A rebuilding of Gaza led by Gulf countries and Egypt, along with new powers for Abbas there, would be “the best situation,” said Joshua Teitelbaum, senior research fellow at the Begin-Sadat Center for Strategic Studies near Tel Aviv. “There’s a long road to go.”

‘Great Idea’

In the end, it may be pro-Hamas nations Qatar and Turkey that are needed to arrange a long-term deal in Gaza, according to Moshe Maoz, a professor emeritus of Islamic studies at The Hebrew University of Jerusalem. That will only happen if Mideast peace talks resume and make progress, he said.
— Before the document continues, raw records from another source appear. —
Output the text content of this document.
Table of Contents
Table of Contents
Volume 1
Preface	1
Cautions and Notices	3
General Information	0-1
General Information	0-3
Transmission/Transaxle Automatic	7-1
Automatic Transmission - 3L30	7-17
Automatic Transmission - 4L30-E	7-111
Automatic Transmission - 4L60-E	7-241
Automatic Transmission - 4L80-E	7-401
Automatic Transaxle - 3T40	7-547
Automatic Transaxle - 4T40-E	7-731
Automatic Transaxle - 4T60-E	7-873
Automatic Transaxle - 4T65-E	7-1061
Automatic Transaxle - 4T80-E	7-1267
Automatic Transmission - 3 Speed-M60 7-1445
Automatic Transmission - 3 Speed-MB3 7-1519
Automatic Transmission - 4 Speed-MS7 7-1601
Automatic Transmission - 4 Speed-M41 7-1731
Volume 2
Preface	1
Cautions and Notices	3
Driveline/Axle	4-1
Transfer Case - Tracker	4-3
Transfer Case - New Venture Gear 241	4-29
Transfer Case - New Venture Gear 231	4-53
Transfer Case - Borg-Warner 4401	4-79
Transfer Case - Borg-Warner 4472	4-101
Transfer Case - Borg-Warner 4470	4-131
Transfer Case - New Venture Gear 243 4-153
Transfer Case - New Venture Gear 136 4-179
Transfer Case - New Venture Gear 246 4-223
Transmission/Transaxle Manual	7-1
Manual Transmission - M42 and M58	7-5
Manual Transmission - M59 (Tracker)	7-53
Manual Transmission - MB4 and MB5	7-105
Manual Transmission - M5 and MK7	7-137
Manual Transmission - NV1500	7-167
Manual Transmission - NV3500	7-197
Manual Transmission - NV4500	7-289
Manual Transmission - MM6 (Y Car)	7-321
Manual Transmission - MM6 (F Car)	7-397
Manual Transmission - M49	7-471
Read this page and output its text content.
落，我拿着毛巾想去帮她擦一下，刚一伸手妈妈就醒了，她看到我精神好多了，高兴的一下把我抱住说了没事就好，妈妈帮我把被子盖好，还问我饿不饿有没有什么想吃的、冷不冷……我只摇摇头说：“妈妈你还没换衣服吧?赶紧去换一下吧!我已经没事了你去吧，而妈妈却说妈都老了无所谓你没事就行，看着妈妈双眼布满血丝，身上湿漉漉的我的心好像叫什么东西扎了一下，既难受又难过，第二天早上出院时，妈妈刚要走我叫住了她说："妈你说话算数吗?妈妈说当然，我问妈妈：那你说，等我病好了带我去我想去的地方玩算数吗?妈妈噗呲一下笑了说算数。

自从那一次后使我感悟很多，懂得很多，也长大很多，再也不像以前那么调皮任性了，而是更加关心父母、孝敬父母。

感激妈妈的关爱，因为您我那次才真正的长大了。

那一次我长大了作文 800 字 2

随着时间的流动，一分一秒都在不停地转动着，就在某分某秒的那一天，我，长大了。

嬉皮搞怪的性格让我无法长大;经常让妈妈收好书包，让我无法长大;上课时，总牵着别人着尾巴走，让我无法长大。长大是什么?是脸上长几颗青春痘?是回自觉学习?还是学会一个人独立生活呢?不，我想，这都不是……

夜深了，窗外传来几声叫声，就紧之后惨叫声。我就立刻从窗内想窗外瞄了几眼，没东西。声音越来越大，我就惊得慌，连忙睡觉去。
Netanyahu’s goal of demilitarizing Gaza is “a great idea, but how do you force Hamas to do it?” Maoz said.
The Saudi and Emirati leaders, who don’t have diplomatic ties with Israel, are unlikely to go public with their common interests, meaning that progress may be slow, said Davidson.
“It’s going to be a great dancing act,” he said. “It has to be cryptic.”